En esos bares mi papá fue testigo de mi crecimiento

como yo de su declive.

Únicamente en esos bares mi papá pudo haber arrimado

una silla alta para una nena de dos años.

Si alguna vez me alimentó dibujando el trazo

de un avión imaginario,

pudo haber sido ahí.

Durante años nos pasó a buscar

a mi hermano y a mí

un sábado por estación,

incluso en invierno

para hacer un recorrido al que llamábamos “los puentes”,

y consistía en caminar de Palermo a Belgrano

y terminar comiendo en una pizzería de avenida Cabildo.

Ya escribí un poema sobre eso

pero hay algo que ese poema no alcanzó a decir.

Los poemas se parecen más a una puerta entornada

y quiero seguir mirando eso que apenas muestran.

la primera vez que ví el amanecer

fue agarrada a la mano de él.

Era primero de enero y volvíamos a las seis.

Mi papá nunca tuvo casa pero sí bares,

y su gusto varía tanto como su ánimo:

va de bares deprimentes a bares hermosos.

Si alguien me preguntara cuál es su lugar favorito

no podría decirlo. Y menos entender

que durante años haya preferido restaurantes

con servilletas de tela blanca y fuentes ovaladas

donde pedíamos ravioles para compartir,

y hoy se conforme con cadenas rápidas

en las que puede pasarse horas anotando cosas

en servilletas de papel.

Cuando mi papá y yo entramos a un bar

no estamos entrando a un bar

sino al pasillo, al cuarto, a la cocina de nuestra casa.

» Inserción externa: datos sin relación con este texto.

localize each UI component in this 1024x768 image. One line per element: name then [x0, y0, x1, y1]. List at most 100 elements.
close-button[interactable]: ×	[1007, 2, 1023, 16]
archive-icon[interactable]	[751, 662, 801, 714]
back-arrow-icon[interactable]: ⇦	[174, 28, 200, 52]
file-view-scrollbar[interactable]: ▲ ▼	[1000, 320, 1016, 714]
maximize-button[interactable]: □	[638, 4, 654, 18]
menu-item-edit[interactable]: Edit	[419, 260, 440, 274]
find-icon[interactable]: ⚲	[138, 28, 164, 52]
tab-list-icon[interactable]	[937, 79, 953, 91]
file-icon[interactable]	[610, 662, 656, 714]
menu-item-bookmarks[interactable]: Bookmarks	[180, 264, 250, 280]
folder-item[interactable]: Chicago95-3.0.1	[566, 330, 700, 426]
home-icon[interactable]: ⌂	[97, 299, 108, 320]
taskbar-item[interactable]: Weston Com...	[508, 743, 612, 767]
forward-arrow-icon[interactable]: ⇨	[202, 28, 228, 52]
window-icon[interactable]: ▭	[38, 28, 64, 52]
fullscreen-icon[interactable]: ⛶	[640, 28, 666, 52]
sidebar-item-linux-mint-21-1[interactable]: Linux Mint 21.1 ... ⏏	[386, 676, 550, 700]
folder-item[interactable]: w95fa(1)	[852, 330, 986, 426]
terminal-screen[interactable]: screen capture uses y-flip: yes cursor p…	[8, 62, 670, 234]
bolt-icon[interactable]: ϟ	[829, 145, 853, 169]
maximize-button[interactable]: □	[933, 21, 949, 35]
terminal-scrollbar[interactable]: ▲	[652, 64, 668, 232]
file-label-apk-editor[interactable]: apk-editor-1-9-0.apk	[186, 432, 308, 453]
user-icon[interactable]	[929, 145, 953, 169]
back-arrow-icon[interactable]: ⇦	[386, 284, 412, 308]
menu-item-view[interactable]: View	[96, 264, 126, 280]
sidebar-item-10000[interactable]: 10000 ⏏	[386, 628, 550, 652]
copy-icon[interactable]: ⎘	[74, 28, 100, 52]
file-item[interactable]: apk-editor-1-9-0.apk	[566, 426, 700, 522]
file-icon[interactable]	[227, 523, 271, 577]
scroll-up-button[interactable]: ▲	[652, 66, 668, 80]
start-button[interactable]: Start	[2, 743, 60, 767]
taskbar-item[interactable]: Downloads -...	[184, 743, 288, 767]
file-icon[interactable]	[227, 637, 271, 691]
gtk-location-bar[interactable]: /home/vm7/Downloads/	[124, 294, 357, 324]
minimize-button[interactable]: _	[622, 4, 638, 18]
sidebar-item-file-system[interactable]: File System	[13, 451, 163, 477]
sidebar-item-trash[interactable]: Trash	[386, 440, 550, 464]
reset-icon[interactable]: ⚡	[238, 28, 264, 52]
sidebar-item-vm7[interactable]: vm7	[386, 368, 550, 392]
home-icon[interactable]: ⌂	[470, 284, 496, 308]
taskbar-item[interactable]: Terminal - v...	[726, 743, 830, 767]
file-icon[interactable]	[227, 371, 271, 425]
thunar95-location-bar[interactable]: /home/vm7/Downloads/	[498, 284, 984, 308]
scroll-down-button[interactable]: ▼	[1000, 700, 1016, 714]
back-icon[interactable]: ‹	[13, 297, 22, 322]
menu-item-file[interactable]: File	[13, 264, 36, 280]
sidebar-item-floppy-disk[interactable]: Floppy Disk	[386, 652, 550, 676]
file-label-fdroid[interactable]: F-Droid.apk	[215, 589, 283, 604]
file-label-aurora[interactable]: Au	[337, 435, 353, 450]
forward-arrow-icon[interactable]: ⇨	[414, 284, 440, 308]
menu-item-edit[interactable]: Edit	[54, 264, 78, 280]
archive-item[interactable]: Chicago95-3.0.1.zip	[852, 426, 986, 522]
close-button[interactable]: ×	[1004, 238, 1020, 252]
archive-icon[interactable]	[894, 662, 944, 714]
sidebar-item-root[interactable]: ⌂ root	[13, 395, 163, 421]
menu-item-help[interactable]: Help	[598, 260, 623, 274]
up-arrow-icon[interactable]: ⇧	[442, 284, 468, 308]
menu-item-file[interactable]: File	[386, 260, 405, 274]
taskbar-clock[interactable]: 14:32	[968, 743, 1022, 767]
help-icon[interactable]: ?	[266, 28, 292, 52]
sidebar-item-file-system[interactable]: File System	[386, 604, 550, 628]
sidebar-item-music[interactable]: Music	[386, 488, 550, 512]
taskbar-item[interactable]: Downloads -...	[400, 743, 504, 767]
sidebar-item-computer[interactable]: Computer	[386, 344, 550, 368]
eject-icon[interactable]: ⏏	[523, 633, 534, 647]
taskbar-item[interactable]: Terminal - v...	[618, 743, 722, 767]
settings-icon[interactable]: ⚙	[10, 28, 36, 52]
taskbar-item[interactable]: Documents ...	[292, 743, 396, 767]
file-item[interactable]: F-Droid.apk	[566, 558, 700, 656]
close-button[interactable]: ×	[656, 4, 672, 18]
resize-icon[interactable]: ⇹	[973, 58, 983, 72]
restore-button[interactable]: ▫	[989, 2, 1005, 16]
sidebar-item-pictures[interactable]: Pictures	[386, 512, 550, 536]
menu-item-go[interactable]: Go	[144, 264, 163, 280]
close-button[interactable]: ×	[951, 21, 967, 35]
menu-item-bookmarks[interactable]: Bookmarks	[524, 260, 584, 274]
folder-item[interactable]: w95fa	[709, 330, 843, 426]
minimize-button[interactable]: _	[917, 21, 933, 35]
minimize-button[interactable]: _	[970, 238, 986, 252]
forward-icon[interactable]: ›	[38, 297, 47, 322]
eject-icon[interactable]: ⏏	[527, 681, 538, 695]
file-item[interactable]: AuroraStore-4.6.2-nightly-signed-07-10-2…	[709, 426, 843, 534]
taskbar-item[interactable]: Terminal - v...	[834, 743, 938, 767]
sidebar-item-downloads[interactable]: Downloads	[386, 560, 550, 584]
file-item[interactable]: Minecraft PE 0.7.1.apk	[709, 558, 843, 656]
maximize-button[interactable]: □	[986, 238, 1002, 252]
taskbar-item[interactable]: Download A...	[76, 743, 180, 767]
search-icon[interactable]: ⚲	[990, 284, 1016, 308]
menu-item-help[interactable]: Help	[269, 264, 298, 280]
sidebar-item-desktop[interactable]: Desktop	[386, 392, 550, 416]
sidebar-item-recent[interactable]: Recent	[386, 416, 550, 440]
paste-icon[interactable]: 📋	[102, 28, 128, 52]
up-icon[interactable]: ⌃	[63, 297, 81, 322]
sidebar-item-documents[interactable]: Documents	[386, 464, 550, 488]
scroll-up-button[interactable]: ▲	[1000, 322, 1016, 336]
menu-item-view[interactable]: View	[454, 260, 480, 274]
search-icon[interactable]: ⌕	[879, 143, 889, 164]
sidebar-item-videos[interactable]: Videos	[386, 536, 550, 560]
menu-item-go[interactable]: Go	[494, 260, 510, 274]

Con mi mamá es fácil hablar porque las charlas

se superponen a otros quehaceres:

ella cortando cebolla para una ensalada

o zurciendo el ruedo de algún pantalón.

Con mi papá las palabras pesan

porque son las que nos arman la escena.

En un restaurante de Colegiales

le dije pa, te tengo que decir algo.

En un bar de Aráoz y Juncal me dijo Veri,

tengo algo para decirte.

En decenas de bares diseminados me ayudó a estudiar

para aprobar exámenes mientras el

buscaba trabajo en los clasificados del diario.

La primera vez que ví a una mujer desnuda fue en un bar:

tenía los breteles caídos, estaba borracha y sentada

en el inodoro con la puerta abierta.

Cuando volví a la mesa dije acabo de ver algo raro,

pero más que raro era fascinante.

En otro bar me dijo escuchá, Cesária Evora,

y se puso a tararear.

Yo no sé si a Cesária la escucharía tanto de no ser

porque veo, al escucharla,

el sol que entraba esa tarde por la ventana de ese bar.

El rato que tuvimos de música y silencio.